Aim and relevance of the resolution: Scaling up anticipatory action
In 2022, the Council of Delegates adopted the resolution “Strengthening Anticipatory Action in the Movement: Our Way Forward” to expand the scope of anticipatory action to cover more communities, hazards and country settings. The resolution, tabled by the German Red Cross, the IFRC, the ICRC and the RCRC Climate Centre, aims to increase the capacity of the “Red Pillar” to take action ahead of extreme events by calling on components of the Movement to, inter alia, integrate anticipatory action into their operational frameworks and processes; increase investment in the anticipatory action capacity of National Societies; strengthen knowledge of, exchange information on, and raise awareness of anticipatory action; expand existing approaches to cover hazards not related to weather events; and tackle compound risks, including in conflict-affected areas.

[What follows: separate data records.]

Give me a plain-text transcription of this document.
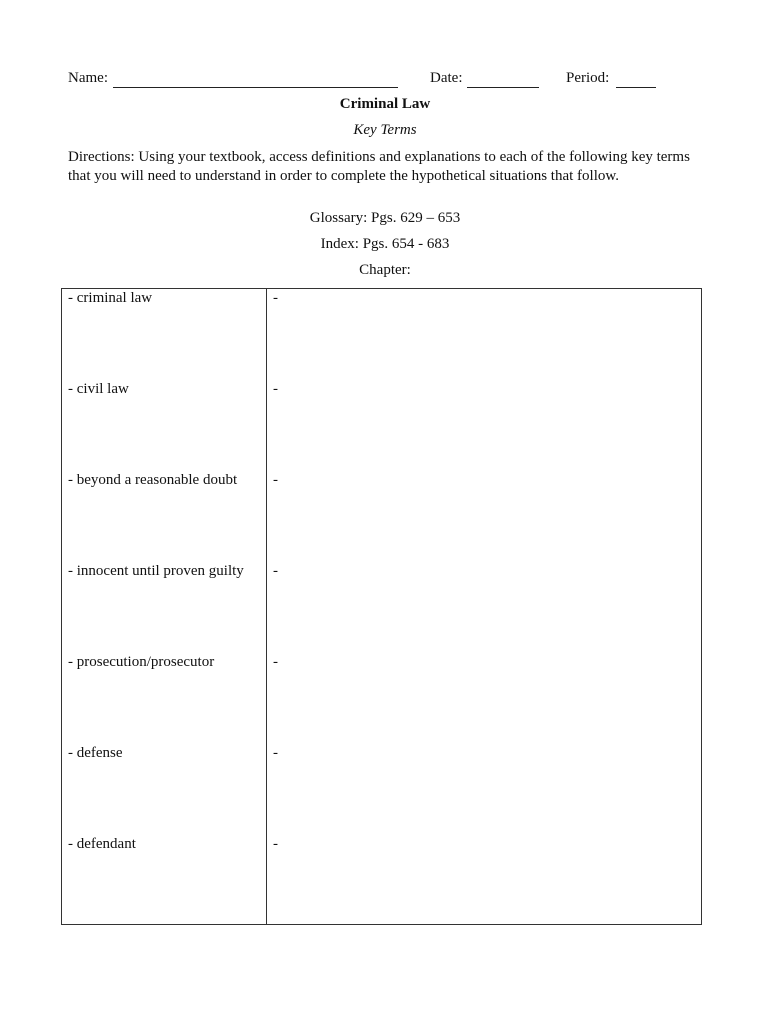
Name:	Date:	Period:
Criminal Law
Key Terms
Directions: Using your textbook, access definitions and explanations to each of the following key terms that you will need to understand in order to complete the hypothetical situations that follow.
Glossary: Pgs. 629 – 653
Index: Pgs. 654 - 683
Chapter:
- criminal law	-
- civil law	-
- beyond a reasonable doubt	-
- innocent until proven guilty	-
- prosecution/prosecutor	-
- defense	-
- defendant	-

The resolution represented an important milestone in the Movement’s efforts to move from reaction to anticipation. Since its adoption in June 2022, the number of anticipatory action plans produced by National Societies has risen. The DREF has accepted eight EAPs under its Anticipatory Pillar, with an additional three under review. An EAP relating to population movement is in preparation, and initial discussions are under way on EAPs in conflict-affected areas. In addition, the IFRC has made it easier for National Societies to request funding for activities under the Anticipatory Pillar by simplifying the EAP process and enabling National Societies to apply for funding earlier. The Anticipation Hub has also increased its number of partners from 89 to 107. To monitor and guide implementation, a progress report will be submitted to the 2024 Council of Delegates.
In addition to their commitment to work with states to promote the adoption of, and increased investment in, anticipatory approaches, Movement components are also seeking to include anticipatory action on the agenda of the 34th International Conference of the Red Cross and Red Crescent, as a humanitarian matter of common interest to components of the Movement and States parties.